MyCaffe.layers.gpt.TextListData.TextListData	(	Log	log,
		string	strSrcFile,
		string	strVocabFile,
		bool	bIncludeTarget,
		TokenizedDataParameter.VOCABULARY_TYPE	vocabType,
		int?	nRandomSeed = `null`,
		Phase	phase = `Phase.NONE`
	)

The constructor.

Parameters

log	Specifies the output log.
strSrcFile	Specifies the text file name for the data source.
strVocabFile	Specifies the vocabulary file (used by SENTENCEPICE type).
bIncludeTarget	Specifies to create the target tokens.
vocabType	Specifies the vocabulary type to use.
nRandomSeed	Optionally, specifies a random seed for testing.
phase	Specifies the currently running phase.

Definition at line 643 of file TokenizedDataPairsLayer.cs.

Member Function Documentation

◆ Detokenize() [1/2]

override string MyCaffe.layers.gpt.TextListData.Detokenize	(	float[]	rgfTokIdx,
		int	nStartIdx,
		int	nCount,
		bool	bIgnoreBos,
		bool	bIgnoreEos
	)

virtual

Detokenize an array into a string.

Parameters

rgfTokIdx	Specifies the array of tokens to detokenize.
nStartIdx	Specifies the starting index where detokenizing begins.
nCount	Specifies the number of tokens to detokenize.
bIgnoreBos	Specifies to ignore the BOS token.
bIgnoreEos	Specifies to ignore the EOS token.

Returns: The detokenized string is returned.

Implements MyCaffe.layers.gpt.InputData.

Definition at line 890 of file TokenizedDataPairsLayer.cs.

◆ Detokenize() [2/2]

override string MyCaffe.layers.gpt.TextListData.Detokenize	(	int	nTokIdx,
		bool	bIgnoreBos,
		bool	bIgnoreEos
	)

virtual

Detokenize a single token.

Parameters

nTokIdx	Specifies an index to the token to be detokenized.
bIgnoreBos	Specifies to ignore the BOS token.
bIgnoreEos	Specifies to ignore the EOS token.

Returns: The detokenized character is returned.

Implements MyCaffe.layers.gpt.InputData.

Definition at line 912 of file TokenizedDataPairsLayer.cs.

◆ GetData()

override Tuple< float[], float[]> MyCaffe.layers.gpt.TextListData.GetData	(	int	nBatchSize,
		int	nBlockSize,
		InputData	trgData,
		out int[]	rgnIdx
	)

virtual

Retrieve random blocks from the source data where the data and target are the same but offset by one element where the target is offset +1 from the data.

Parameters

nBatchSize	Specifies the batch size.
nBlockSize	Specifies teh block size.
trgData	Specifies the matching target data used to verify that both source and target have data at each chosen index.
rgnIdx	Returns an array of the indexes of the data returned.
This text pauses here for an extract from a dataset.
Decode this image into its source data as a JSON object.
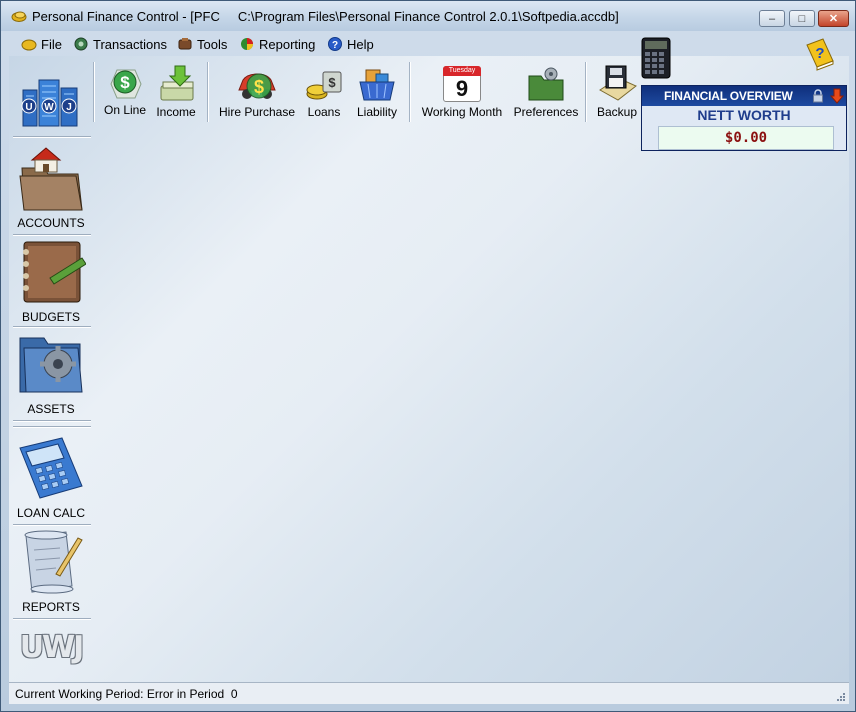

Returns: A tuple containing the data and target is returned.

Implements MyCaffe.layers.gpt.InputData.

Definition at line 754 of file TokenizedDataPairsLayer.cs.

◆ GetDataAt()

override Tuple< float[], float[]> MyCaffe.layers.gpt.TextListData.GetDataAt	(	int	nBatchSize,
		int	nBlockSize,
		int[]	rgnIdx
	)

virtual

Fill a batch of data from a specified array of indexes.

Parameters

nBatchSize	Specifies the number of blocks in the batch.
nBlockSize	Specifies the size of each block.
rgnIdx	Specifies the array of indexes to the data to be retrieved.